Last June, a jury at Dublin Circuit Criminal Court convicted former Anglo Irish Bank executives John Bowe and Willie McAteer, and the former group chief executive of Irish Life and Permanent (ILP), Denis Casey, of conspiring to make Anglo’s books look €7.2bn healthier than they actual were.
The three men were involved in setting up a circular scheme of billion euro transactions where the money moved backwards and forwards between Anglo and ILP.
The deposits from ILP were credited as coming from Irish Life Assurance so they could be treated as customer deposits.
The purpose was to mislead investors and depositors by making the bank’s corporate deposits figure, a mark of the health of a bank, look a lot better than they were.
Bowe was Anglo’s former head of capital markets and McAteer was the bank’s then finance director at the time.
During the trial, lawyers for the accused submitted that their clients had acted in line with the instructions of the financial regulator under a so-called ‘green jersey’ agenda to “circle the wagons” to steer the Irish banking system through the “catastrophic” international credit crunch.
Bowe, aged 52, from Glasnevin, Dublin, McAteer, aged 65, of Greenrath, Tipperary, and Casey, aged 56, from Raheny, Dublin, all pleaded not guilty to conspiring together and with others to defraud by setting up a €7.2bn circular transaction scheme between March 1 and September 30, 2008, to bolster Anglo’s balance sheet with the intention of misleading investors.
After a day-long hearing yesterday, Judge Martin Nolan said he would sentence them on Friday.
Paul O’Higgins, prosecuting, told the court that the effective maximum sentence was 10 years.
Mr O’Higgins said that, in early 2008, the Financial Regulator and the Central Bank had been encouraging Irish banks to support each other. However, at no stage was the regulator told about the impending transactions in September 2008, he said.
He said Anglo’s then chief executive, David Drumm, had the major part in driving the transactions.
The court heard all three convicted men co-operated fully with the garda investigation by making lengthy statements and answering questions.
All three had long careers in the financial sector and lost their positions and suffered personal loss after these events.
Lawyers for Bowe said he was not the most significant player in the scheme, while counsel for McAteer said he was not the driving force behind it. Counsel for Casey said that he believed Anglo could not have approached ILP without the knowledge and approval of the Financial Regulator.

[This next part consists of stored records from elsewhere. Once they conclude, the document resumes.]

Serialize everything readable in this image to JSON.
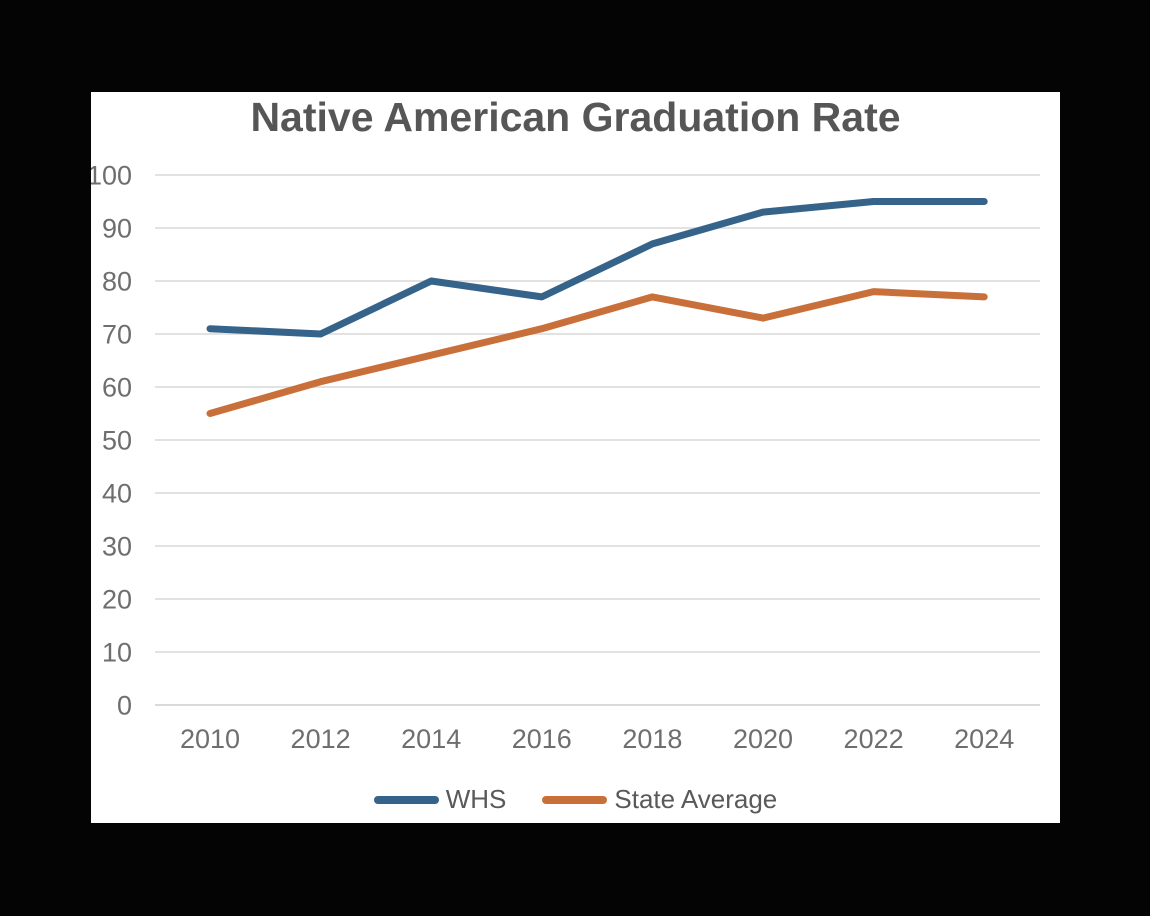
{
  "page": {
    "background_color": "#040404",
    "card_background": "#ffffff"
  },
  "chart_data": {
    "type": "line",
    "title": "Native American Graduation Rate",
    "title_color": "#565656",
    "categories": [
      "2010",
      "2012",
      "2014",
      "2016",
      "2018",
      "2020",
      "2022",
      "2024"
    ],
    "series": [
      {
        "name": "WHS",
        "color": "#35638A",
        "values": [
          71,
          70,
          80,
          77,
          87,
          93,
          95,
          95
        ]
      },
      {
        "name": "State Average",
        "color": "#C9703A",
        "values": [
          55,
          61,
          66,
          71,
          77,
          73,
          78,
          77
        ]
      }
    ],
    "xlabel": "",
    "ylabel": "",
    "ylim": [
      0,
      100
    ],
    "yticks": [
      0,
      10,
      20,
      30,
      40,
      50,
      60,
      70,
      80,
      90,
      100
    ],
    "grid": "horizontal",
    "gridline_color": "#d9d9d9",
    "tick_label_color": "#6e6e6e",
    "legend_position": "bottom",
    "legend_text_color": "#595959"
  }
}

Casey told gardaí he only agreed to short-term loans with Anglo on condition that there was no risk to his company and that he did not know or intend that Anglo would misrepresent the loans as customer deposits.
McAteer is the only one of the three to have a previous conviction.
He was convicted in 2014 of providing unlawful loans from Anglo Irish Bank to 10 property developers, dubbed the ‘Maple Ten’, in July 2008 in breach of section 60 of the Companies Act.
Lawyers for the men said none of them gained from the scheme and there was no loss to the State or the banks as the inter-bank loans cancelled each other out.